BY BAMIDELE FAMOOFO
Investment in the stock market recorded a 6.1% return year-to-date in 2021 as against 50% achieved in 2020 as the Nigerian equities market ended the last trading week of 2021 on a bullish note with All-Share Index edged up by 1.1% to close at 42,716.44 points.
Notably, investors’ buying interest in Nestle Plc (+10.0%), MTNN Plc (+7.8%), Access Bank Plc (+5.1%), and Zenith Bank Plc (+3.1%) drove the benchmark index higher.
Activity levels were stronger than in the prior week, as trading volume and value increased by 3.1% w/w and 6.1% w/w respectively.
Performance across sectors was broadly positive as the Consumer Goods (+6.2%), Banking (+2.6%), and Insurance (+1.9%)indices posted gains, while the Industrial (-3.9%) and Oil and Gas (-1.1%) indices declined.
In the first trading week of the New Year; stock analysts expect the bulls to retain dominance as buying activities due to positioning for 2021FY dividends will likely suppress selling activities.
However, investors are advised to take positions in only fundamentally justified stocks as the weak macro environment remains a significant headwind for corporate earnings.
In the money market, the overnight rate contracted by 200bps w/w to 10.5% as at the last trading day in 2021, following inflows from OMO maturities (N60.00 billion) which offset funding pressures for CBN’s weekly FX auction.
Financial experts at Cordros Research, envisaged that the OVN rate would remain elevated in the double-digit region in the first week in 2022 as expected debits for CRR and CBN’s weekly auctions inflows are likely to outweigh expected inflows from OMO maturities (N50.00 billion).
Meanwhile, proceedings in the treasury bills secondary market traded ended the week on a mixed note as the average yield was unchanged at 4.8%. Across the market segments, the average yield at the OMO segment expanded by 6bps to 5.5%.
Elsewhere, the average yield at the NTB segment settled lower by 1bp to 4.4%.
At Wednesday’s NTB PMA, the CBN offered N52.31 billion worth of instruments for sale to market participants and demand at this auction was strong with a subscription level of N82.25 billion (Bid-offer ratio: 1.6).
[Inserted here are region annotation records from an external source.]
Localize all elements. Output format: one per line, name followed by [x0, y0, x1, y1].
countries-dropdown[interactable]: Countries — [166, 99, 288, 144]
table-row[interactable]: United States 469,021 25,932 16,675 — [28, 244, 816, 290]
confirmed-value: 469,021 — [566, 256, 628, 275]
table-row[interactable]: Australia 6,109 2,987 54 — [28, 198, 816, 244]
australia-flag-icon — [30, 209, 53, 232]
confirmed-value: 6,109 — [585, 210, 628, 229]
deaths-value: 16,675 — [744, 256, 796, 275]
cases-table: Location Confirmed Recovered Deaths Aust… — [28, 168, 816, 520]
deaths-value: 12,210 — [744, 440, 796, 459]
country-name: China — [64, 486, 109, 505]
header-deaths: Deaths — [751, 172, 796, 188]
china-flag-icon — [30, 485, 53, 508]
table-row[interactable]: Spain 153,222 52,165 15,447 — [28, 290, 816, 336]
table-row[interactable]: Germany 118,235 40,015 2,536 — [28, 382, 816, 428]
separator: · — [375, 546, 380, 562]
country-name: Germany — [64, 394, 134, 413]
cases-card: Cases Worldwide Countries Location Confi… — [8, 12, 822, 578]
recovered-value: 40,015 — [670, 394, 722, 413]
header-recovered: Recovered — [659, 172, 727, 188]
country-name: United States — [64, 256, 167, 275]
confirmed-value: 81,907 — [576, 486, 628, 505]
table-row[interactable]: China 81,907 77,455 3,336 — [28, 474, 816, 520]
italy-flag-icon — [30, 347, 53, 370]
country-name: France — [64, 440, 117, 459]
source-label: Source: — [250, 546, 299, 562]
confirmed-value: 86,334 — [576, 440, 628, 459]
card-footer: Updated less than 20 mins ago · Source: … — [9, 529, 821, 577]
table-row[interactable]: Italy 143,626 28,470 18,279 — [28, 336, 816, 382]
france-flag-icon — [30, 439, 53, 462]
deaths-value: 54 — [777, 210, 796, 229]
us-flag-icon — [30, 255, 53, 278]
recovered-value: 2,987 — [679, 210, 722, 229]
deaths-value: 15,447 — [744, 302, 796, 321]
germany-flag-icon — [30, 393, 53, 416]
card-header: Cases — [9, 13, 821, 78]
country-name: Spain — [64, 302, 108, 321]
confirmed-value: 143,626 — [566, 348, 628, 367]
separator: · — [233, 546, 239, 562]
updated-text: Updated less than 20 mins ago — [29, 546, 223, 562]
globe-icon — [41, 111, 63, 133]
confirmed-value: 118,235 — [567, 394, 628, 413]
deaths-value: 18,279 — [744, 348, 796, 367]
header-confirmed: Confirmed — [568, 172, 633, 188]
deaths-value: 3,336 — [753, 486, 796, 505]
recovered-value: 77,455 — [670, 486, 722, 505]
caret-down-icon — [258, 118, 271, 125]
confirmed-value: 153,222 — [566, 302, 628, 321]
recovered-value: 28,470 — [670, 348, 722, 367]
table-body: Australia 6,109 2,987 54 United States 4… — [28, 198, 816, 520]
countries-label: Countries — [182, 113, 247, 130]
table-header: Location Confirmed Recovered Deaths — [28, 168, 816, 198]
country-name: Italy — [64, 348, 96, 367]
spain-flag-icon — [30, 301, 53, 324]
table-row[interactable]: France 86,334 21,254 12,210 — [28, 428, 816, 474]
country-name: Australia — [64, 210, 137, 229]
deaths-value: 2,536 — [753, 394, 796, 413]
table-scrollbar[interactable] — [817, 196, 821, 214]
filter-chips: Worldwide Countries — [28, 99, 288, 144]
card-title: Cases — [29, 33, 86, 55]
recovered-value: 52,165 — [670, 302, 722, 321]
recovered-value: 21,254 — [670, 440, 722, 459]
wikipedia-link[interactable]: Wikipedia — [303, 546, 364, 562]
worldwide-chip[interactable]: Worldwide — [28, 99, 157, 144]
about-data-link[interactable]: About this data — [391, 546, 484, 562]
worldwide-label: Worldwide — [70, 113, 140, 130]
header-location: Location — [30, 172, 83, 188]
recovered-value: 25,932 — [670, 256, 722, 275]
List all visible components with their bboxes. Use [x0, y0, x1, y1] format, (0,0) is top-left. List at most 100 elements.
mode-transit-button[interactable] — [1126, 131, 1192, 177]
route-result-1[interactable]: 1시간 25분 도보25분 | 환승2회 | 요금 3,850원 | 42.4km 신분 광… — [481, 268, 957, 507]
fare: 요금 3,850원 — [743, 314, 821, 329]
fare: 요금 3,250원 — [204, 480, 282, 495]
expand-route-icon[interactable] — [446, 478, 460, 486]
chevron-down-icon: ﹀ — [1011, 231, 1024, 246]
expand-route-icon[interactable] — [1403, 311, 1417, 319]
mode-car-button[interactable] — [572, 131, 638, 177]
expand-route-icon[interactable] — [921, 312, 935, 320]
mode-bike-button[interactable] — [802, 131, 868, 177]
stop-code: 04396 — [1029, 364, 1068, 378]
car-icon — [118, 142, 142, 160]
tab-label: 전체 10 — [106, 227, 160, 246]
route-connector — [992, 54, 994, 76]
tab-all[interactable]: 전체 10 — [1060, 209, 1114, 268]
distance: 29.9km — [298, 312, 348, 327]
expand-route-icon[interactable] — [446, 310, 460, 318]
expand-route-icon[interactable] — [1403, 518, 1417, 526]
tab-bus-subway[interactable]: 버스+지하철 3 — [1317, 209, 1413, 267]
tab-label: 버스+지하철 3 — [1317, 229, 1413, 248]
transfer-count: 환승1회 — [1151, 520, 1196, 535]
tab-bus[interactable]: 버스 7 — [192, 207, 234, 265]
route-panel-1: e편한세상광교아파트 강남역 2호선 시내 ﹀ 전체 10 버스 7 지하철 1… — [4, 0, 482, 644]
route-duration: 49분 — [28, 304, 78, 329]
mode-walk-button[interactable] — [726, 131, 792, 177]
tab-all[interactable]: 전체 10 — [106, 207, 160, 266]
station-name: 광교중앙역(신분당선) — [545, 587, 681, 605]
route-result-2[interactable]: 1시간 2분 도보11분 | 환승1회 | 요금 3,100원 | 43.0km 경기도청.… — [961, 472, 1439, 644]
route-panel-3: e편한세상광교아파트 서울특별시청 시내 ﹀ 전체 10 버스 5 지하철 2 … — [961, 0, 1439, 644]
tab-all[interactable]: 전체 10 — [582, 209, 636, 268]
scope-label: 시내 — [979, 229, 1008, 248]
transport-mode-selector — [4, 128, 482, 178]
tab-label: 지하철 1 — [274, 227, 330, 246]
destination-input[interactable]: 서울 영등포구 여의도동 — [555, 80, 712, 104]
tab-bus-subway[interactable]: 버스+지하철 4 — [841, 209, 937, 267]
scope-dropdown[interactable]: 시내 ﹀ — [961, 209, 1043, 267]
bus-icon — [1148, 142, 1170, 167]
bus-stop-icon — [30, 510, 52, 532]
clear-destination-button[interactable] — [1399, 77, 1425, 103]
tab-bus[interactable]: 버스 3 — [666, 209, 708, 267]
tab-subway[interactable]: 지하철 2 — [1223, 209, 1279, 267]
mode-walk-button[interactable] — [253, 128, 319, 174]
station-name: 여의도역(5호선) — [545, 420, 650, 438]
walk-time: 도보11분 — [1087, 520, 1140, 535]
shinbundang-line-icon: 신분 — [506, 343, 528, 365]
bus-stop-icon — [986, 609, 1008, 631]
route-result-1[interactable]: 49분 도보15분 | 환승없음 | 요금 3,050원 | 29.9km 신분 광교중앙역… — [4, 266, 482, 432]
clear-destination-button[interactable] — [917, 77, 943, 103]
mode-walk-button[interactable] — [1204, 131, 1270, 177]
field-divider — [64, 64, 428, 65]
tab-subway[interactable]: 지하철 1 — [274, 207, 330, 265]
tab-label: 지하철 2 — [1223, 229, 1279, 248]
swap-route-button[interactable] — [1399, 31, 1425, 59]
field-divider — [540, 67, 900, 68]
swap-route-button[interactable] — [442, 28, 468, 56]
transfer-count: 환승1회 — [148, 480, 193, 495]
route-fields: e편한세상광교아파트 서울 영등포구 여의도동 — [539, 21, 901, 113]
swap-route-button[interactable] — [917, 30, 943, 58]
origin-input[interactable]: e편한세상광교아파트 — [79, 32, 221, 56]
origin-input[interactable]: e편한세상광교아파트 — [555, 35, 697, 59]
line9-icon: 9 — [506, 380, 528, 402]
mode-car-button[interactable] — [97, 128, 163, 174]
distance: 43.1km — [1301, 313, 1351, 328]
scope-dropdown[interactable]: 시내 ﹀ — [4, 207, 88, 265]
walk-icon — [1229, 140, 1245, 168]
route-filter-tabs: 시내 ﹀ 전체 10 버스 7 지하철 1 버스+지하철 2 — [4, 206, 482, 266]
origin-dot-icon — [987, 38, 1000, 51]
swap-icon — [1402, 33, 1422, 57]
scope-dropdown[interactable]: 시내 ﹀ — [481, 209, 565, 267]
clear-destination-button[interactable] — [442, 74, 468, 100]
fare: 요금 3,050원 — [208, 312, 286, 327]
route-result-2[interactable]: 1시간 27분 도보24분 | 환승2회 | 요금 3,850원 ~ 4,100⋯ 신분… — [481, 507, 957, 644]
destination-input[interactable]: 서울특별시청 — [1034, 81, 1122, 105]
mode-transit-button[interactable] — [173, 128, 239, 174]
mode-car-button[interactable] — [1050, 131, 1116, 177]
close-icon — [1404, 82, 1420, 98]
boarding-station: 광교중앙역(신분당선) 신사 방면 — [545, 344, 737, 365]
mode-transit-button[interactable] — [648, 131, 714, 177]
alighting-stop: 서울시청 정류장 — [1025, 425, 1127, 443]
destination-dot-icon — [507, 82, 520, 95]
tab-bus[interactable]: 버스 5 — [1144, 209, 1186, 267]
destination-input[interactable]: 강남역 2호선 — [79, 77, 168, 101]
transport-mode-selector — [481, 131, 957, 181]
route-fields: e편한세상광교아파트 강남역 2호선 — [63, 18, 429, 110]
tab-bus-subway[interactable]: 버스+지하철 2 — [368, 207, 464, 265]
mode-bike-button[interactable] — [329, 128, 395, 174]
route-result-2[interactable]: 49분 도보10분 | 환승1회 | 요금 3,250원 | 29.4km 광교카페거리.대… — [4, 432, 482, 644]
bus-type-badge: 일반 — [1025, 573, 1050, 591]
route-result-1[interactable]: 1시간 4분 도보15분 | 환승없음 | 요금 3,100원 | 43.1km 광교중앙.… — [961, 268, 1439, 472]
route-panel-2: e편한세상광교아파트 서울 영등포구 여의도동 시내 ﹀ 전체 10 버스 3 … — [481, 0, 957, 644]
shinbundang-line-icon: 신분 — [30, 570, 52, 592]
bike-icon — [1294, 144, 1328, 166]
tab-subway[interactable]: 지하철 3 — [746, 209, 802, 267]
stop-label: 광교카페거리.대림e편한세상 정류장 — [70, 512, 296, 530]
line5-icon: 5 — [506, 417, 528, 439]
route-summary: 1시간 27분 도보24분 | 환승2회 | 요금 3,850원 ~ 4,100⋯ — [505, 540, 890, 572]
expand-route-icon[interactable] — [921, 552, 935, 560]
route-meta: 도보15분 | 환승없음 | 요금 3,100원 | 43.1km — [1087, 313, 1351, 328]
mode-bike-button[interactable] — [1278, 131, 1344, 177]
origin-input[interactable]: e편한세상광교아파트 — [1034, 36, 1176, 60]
Eventually, the CBN allotted N52.76 billion – N2.49 billion of the 91D, N2.16 billion of the 182D and N48.11 billion of the 364D bills with respective stop rates of 2.49% (unchanged), 3.45% (unchanged), and 4.90% (previously 5.00%).
Accordingly, experts expect yields to trend lower this week, as investors sustain buying activities in reaction to the moderation in the stop rate of the one-year paper at the last primary market auction.
Analysis of the performance of the treasury bonds secondary market showed a continued trading with mixed sentiments, although with a bullish bias, following the persistently lower demand as investors opted for non-sovereign instruments.
Consequently, the average yield pared by 1bp to 11.6%. Across the benchmark curve, the average yield declined at the short (-3bps) and long (-2bps) ends following demand for the APR-2023 (-7bps) and APR-2049 (-9bps) bonds, respectively but expanded at the mid (+2bps) segment as investors sold off the MAR-2027 (+7bps) bond.
“In the first week of the new year, we expect yields to oscillate around current levels, as activities are likely to remain tepid due to the festivities. Also, we expect non-bank liquidity to be geared towards relatively higher non-sovereign instruments, thus tempering demand,” Cordros Research noted.
Meanwhile, Nigeria’s FX reserve sustained its decline as the CBN maintained its interventions in the FX market. Thus, the gross reserves closed lower by USD61.41 million w/w to USD40.53 billion as at December 30, 2021. The naira depreciated by 4.6% to NGN435.00/USD at the I&E window (IEW) but appreciated by 0.5% w/w to N 565.00/USD at the parallel market. At the IEW, total turnover (as of 30th December 2021) declined by 70.6% WTD to USD346.77 million, with trades consummated within the N405.00 – 453.12/USD band. In the Forwards market, the naira rate depreciated at the 1-month (-1.0% to N418.88/USD), 3-month (-1.4% to N426.36/USD), 6-month (-2.1% to N437.71/USD), and at the 1-year (-0.9% to N448.81/USD) contracts.
In the opinion of Cordros Research, the CBN has enough supply to support the FX market over the short term, given inflows from the recently issued Eurobond and the IMF’s SDR. However, foreign inflows are paramount for sustained FX liquidity over the medium term, in line with our expectation that accretion to the reserves will be weak given that crude oil production levels remain quite low. Thus, FPIs which have historically supported supply levels in the IEW (53.8% of FX inflows to the IEW in 2019FY) will be needed to sustain FX liquidity levels. Hence, “we think (1) further adjustments in the NGN/USD peg closer to its fair value and (2) flexibility in the exchange rate would be significant in attracting foreign inflows back to the market.”